Insomma: «Fatta la Camera Unica, ora bisogna farla funzionare», afferma Cataldi, parafrasando la nota frase di D’Azeglio sull’Italia Unita. «La transizione è stata gestita bene» sostiene Cataldi. Ma molto del lavoro inizierà dal 1° novembre, una volta insediatosi il nuovo presidente regionale. Almeno su questo nessuna controversia. Il nome c’è ed è stato condiviso da tutte le associazioni di categoria che hanno espresso i candidati del Consiglio. L’accordo è stato trovato sul nome di Gino Sabatini, attualmente presidente della Camera di Commercio di Ascoli Piceno. È sul nome del segretario generale che, invece, ancor non è stata trovata l’intesa. «Se si seguirà la logica, considerato che il segretario è il vero motore della struttura, la scelta non è difficile, se invece si vuole seguire la fantasia, tutto può succedere», sottolinea Cataldi, che non si sbottona. La scelta logica a cui pare riferirsi è quella di Michele De Vita, attuale segretario regionale della Camera di Ancona e commissario ad acta, ovvero braccio operativo, della Camera Unica. Intanto, eletto il 31 il nuovo presidente, quest’ultimo procederà alla nomina di un facente funzione. Poi tra il 15 ed il 20 novembre la composizione della Giunta che dovrà poi indicare le modalità di selezione del segretario generale: molto probabile si opti per un bando.

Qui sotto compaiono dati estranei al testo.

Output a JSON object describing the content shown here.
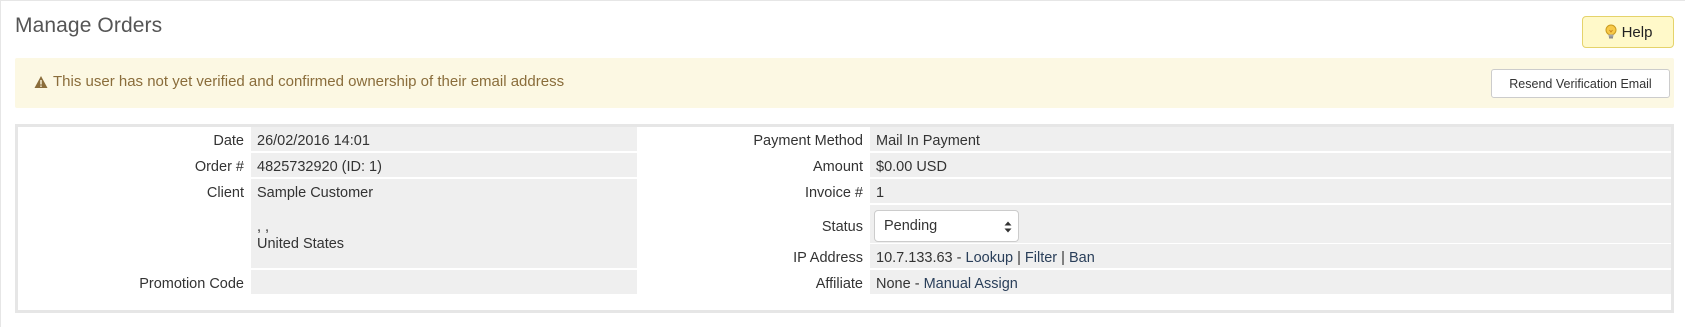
{
  "page": {
    "title": "Manage Orders"
  },
  "help": {
    "label": "Help",
    "icon": "lightbulb-icon"
  },
  "alert": {
    "icon": "warning-icon",
    "message": "This user has not yet verified and confirmed ownership of their email address",
    "resend_label": "Resend Verification Email"
  },
  "order": {
    "left": {
      "date_label": "Date",
      "date_value": "26/02/2016 14:01",
      "order_label": "Order #",
      "order_value": "4825732920 (ID: 1)",
      "client_label": "Client",
      "client_name": "Sample Customer",
      "client_address": ", ,",
      "client_country": "United States",
      "promo_label": "Promotion Code",
      "promo_value": ""
    },
    "right": {
      "payment_label": "Payment Method",
      "payment_value": "Mail In Payment",
      "amount_label": "Amount",
      "amount_value": "$0.00 USD",
      "invoice_label": "Invoice #",
      "invoice_value": "1",
      "status_label": "Status",
      "status_value": "Pending",
      "ip_label": "IP Address",
      "ip_value": "10.7.133.63",
      "ip_dash": " - ",
      "ip_lookup": "Lookup",
      "ip_filter": "Filter",
      "ip_ban": "Ban",
      "ip_sep": " | ",
      "affiliate_label": "Affiliate",
      "affiliate_value": "None",
      "affiliate_dash": " - ",
      "affiliate_assign": "Manual Assign"
    }
  },
  "colors": {
    "alert_bg": "#fcf8e3",
    "alert_text": "#8a6d3b",
    "help_bg": "#fff9c9",
    "value_bg": "#efefef",
    "link": "#2a3f5a"
  }
}
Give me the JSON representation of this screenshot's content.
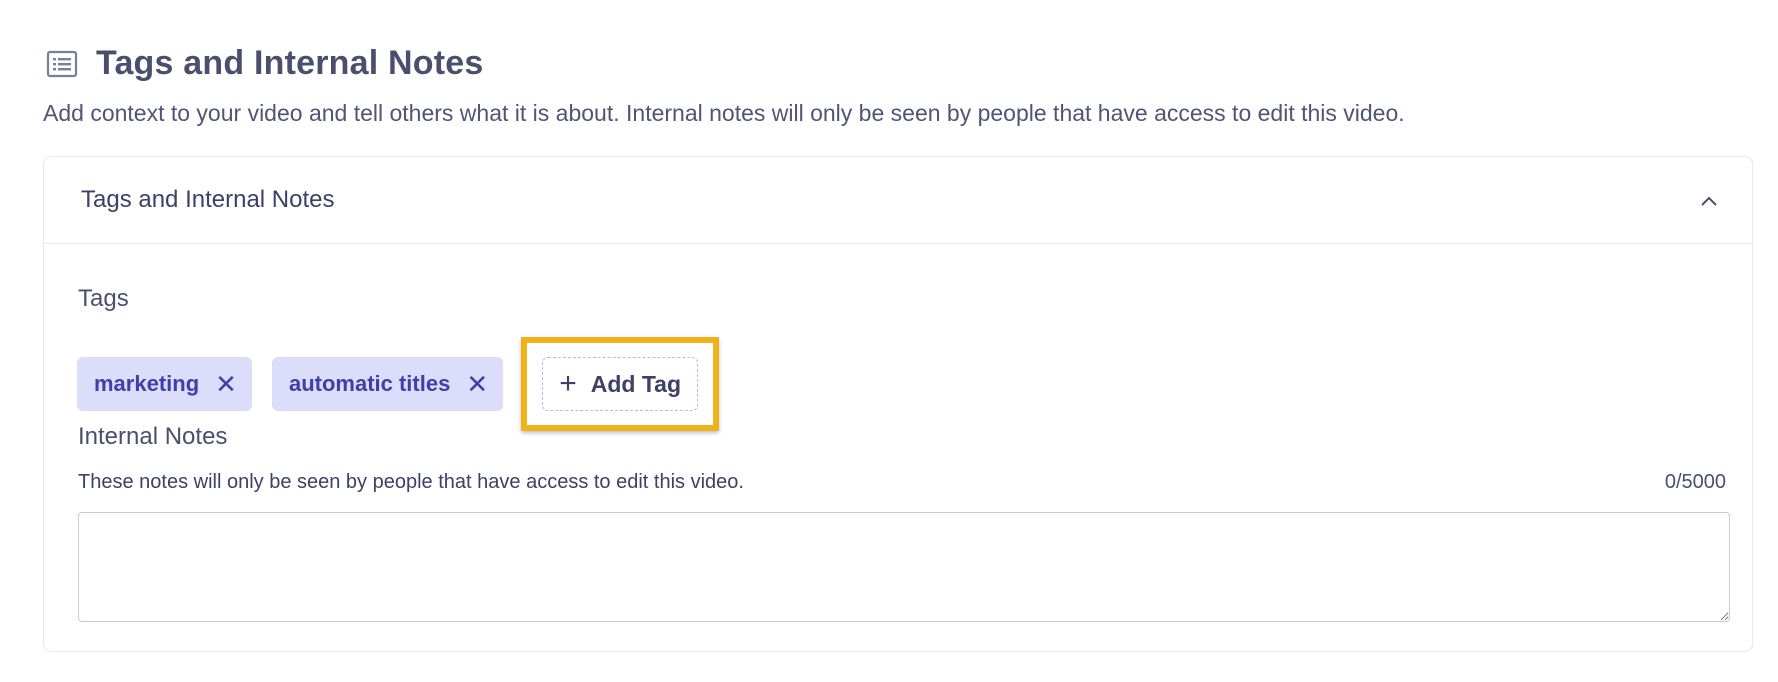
{
  "section": {
    "icon": "list-icon",
    "title": "Tags and Internal Notes",
    "description": "Add context to your video and tell others what it is about. Internal notes will only be seen by people that have access to edit this video."
  },
  "card": {
    "title": "Tags and Internal Notes",
    "collapse_icon": "chevron-up-icon"
  },
  "tags": {
    "label": "Tags",
    "items": [
      {
        "label": "marketing",
        "remove": "✕"
      },
      {
        "label": "automatic titles",
        "remove": "✕"
      }
    ],
    "add_plus": "+",
    "add_label": "Add Tag"
  },
  "notes": {
    "label": "Internal Notes",
    "help": "These notes will only be seen by people that have access to edit this video.",
    "counter": "0/5000",
    "value": ""
  },
  "colors": {
    "tag_bg": "#dcdcfb",
    "tag_text": "#3e3fa8",
    "highlight": "#f0b21a"
  }
}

Cataldi, dunque, ultimo presidente della Camera di Commercio di Ancona, fondata nel 1811 da Augusto Elia, lascia l’ente dopo 3 anni e mezzo (invece che i canonici 5, si era insediato il 5 marzo 2015) è il presidente della riforma, un ruolo che ha vissuto senza rimpianti. «Si può sempre fare di più − commenta −, ma il bilancio è positivo». A supporto presenta i numeri. «Abbiamo continuato a fare quello che facevamo, dare sostegno alle imprese, soprattutto le piccole, nonostante una riduzione del 50 per cento del diritto camerale. Solo per il 2018 abbiamo realizzato interventi economici per 2,6 milioni e dal 2015 l’investimento è stato di 8,8 milioni. In dote alla Camera Unica portiamo entrate annuali per 7,6 milioni di euro, un patrimonio netto di 11 milioni, un patrimonio immobiliare di 2,4 milioni oltre un edificio di valore storico come la Loggia dei Mercanti, nonché disponibilità liquide per 7,5 milioni».

Cataldi ricorda poi l’impegno dell’ente camerale per sostenere le piccole e medie imprese nell’internazionalizzazione, grande all’azienda speciale Marchet, nell’innovazione e nella “Quarta Rivoluzione Industriale” con l’istituzione del Punto di impresa digitale (Pid), ma anche con la formazione ed i voucher dedicati proprio alla digitalizzazione delle imprese. Il presidente non dimentica poi di menzionare i progetti di Alternanza Scuola Lavoro (sui quali la Camera di Ancona ha investito circa 120mila euro), vero pallino del suo mandato. E ancora: il supporto alle associazioni di categoria ed il sostegno alle iniziative sul territorio: dal Jamboree a Tipicità in Blu, da Campus World in collaborazione con la Politenica alle fondazioni teatrali.

Nessun pericolo per i dipendenti (70 di cui 60 della Camera di Commercio e 10 in forza all’azienda speciale Marchet) «non ci sono esuberi − precisa Cataldi − e rappresentano un altro valore che portiamo in dote alla Camera Unica» né alcun pericolo di scollamento dell’ente dal territorio «i presidi provinciali rimarranno solo la struttura sarà unica».

Chiusa l’esperienza della Camera di Commercio, Giorgio Cataldi dice di non immaginarsi comunque con le mani in mano. «Manterrò il mio incarico nella Confartigianato e poi mi piacerebbe dare un contributo nel sociale».